Overall, a higher number of settlers voted, 79% compared to the national average of 72%, though the actual number of settler ballots – 163,708 – represents just 3.8% of the total 4.2 million votes cast.
In the last two years, settlers have been quick to express their frustration with Netanyahu, who they felt did not do enough to support West Bank settlement building.
For example, yeshiva students may have greeted Netanyahu with song and dance during his campaign stop in the Eli settlement, but voters there overwhelming chose Bayit Yehudi at 50% compared to the 21% that supported the Likud.
The Likud did particularly well in Ma’aleh Adumim, however, with 24% of all its votes in Judea and Samaria coming from that one settlement alone. The strong showing there also helped the Likud regain steam compared to the previous election. On Tuesday, some 47% of Ma’aleh Adumim residents voted Likud, compared to 41% in the last election.
Similarly, in Ariel, long a Likud stronghold, 46% of that city voted for the prime minister’s party. The Likud also did well in Oranit, Alfei Menashe and Givat Ze’ev.
The Bayit Yehudi, in contrast, did well in a larger number of settlements, such as Efrat, Karnei Shomron, Kiryat Arba, Kedumim and Ofra.
Not all of the settler votes went to the Likud and Bayit Yehudi, however.
The majority of residents in the haredi settlements of Modi’in Illit and Betar Illit voted for the ultra-religious party United Torah Judaism.

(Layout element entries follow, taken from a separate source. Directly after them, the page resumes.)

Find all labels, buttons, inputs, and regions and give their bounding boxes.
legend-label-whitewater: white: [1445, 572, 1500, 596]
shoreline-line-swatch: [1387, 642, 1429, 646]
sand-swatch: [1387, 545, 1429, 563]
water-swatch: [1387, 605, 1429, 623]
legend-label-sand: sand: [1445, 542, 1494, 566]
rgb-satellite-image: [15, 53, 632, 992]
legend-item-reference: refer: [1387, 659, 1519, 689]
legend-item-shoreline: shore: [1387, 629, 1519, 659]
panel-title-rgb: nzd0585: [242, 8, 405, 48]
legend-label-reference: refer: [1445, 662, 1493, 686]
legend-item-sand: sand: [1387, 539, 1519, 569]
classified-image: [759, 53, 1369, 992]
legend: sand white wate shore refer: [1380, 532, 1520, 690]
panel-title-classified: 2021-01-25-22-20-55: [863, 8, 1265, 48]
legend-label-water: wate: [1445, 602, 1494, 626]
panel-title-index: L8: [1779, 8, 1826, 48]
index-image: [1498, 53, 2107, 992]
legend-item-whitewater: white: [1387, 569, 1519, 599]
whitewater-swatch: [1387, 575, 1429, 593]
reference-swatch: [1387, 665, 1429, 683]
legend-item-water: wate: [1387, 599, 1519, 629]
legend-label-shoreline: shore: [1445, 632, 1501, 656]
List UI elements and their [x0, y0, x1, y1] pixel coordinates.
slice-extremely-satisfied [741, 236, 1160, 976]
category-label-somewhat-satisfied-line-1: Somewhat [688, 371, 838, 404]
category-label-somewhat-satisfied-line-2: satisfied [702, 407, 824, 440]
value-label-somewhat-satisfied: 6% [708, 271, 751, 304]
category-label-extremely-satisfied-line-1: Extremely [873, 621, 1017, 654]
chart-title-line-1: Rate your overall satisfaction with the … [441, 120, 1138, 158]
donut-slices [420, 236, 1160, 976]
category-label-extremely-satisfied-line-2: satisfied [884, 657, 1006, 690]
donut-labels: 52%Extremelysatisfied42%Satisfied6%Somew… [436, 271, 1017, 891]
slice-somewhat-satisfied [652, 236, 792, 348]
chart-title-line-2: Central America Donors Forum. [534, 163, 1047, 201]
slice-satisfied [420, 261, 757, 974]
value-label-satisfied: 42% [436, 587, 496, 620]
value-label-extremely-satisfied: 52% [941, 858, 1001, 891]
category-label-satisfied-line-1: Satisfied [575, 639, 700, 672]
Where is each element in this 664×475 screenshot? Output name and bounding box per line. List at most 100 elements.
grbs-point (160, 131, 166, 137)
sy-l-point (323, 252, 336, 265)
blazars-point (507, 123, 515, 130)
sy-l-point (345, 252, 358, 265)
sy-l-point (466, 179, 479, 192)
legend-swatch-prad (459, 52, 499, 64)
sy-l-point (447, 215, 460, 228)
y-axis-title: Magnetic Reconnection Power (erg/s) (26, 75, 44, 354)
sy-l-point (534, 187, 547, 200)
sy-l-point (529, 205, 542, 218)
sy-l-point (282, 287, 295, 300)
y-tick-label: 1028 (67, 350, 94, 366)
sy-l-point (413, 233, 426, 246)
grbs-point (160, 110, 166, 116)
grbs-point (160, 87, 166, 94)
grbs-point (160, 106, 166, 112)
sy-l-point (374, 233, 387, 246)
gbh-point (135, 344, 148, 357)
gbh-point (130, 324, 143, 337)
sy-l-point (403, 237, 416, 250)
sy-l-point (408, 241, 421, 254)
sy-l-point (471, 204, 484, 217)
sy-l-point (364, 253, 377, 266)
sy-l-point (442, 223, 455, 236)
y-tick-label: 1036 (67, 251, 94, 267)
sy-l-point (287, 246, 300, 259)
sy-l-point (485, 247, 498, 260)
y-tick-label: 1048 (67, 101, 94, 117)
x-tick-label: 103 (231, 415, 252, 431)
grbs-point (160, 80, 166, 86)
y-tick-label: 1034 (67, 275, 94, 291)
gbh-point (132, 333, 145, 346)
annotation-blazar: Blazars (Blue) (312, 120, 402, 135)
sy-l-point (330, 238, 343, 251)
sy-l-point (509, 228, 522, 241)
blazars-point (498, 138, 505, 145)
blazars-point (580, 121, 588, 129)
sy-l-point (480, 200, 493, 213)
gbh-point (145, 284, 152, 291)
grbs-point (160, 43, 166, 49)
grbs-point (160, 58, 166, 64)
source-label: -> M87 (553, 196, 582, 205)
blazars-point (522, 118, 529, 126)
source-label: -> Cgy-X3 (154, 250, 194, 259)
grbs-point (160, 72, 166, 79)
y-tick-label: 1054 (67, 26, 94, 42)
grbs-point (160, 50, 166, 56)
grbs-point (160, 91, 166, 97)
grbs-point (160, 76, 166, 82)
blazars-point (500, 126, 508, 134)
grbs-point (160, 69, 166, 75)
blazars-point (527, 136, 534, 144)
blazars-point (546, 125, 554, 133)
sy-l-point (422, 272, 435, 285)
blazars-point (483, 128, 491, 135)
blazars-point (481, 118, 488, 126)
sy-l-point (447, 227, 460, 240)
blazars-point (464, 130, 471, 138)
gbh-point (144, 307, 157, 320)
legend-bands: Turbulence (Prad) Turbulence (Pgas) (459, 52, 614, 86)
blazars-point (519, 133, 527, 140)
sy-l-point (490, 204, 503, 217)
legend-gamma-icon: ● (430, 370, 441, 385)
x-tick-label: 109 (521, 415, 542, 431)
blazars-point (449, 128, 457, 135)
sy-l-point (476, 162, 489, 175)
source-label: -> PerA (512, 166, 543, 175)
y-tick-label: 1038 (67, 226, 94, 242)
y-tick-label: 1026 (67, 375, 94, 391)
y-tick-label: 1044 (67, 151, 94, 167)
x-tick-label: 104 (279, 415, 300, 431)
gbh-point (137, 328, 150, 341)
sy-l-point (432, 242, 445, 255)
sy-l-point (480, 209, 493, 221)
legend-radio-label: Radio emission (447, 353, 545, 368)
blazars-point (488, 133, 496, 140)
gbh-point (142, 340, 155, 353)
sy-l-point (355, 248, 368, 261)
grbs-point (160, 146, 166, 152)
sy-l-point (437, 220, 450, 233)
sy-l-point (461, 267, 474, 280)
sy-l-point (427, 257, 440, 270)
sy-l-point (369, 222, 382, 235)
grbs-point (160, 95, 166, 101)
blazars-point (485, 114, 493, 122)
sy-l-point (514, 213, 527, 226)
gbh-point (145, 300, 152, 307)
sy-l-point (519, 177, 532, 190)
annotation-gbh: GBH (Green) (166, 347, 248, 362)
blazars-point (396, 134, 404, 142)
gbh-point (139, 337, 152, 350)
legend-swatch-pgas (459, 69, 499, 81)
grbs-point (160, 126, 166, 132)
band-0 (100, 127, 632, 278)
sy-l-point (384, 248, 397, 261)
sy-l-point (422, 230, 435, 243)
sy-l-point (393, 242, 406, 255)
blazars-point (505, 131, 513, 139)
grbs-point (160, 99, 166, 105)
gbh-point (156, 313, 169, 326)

Overall, that party garnered 17% of the vote in Judea and Samaria, followed by the far-right party Yahad headed by Eli Yishai at 10% and Shas at 7%.
The Zionist Union received 5% of the settler vote, doing particularly well in settlements that also are kibbutzim and which were built by the Labor party. It also did well in some settlements close to the pre-1967 border such Har Adar, where more residents, 38%, voted for it than any other party.
Although Avigdor Liberman lives in the Nokdim settlement, he received just 2.8% of the vote in Judea and Samaria, compared to Yair Lapid’s party, Yesh Atid, which received 4.2% of the vote, and Kulanu at 3.7%.
Even in Nokdim itself, Bayit Yehudi received 39% of the vote, followed by the Likud with 28% and then Liberman’s Yisrael Beytenu with 16% of the vote.
Just before the election Liberman visited the Cave of the Patriarchs in Hebron, but didn’t actually receive any votes from that community, although two of its members voted for the Zionist Union.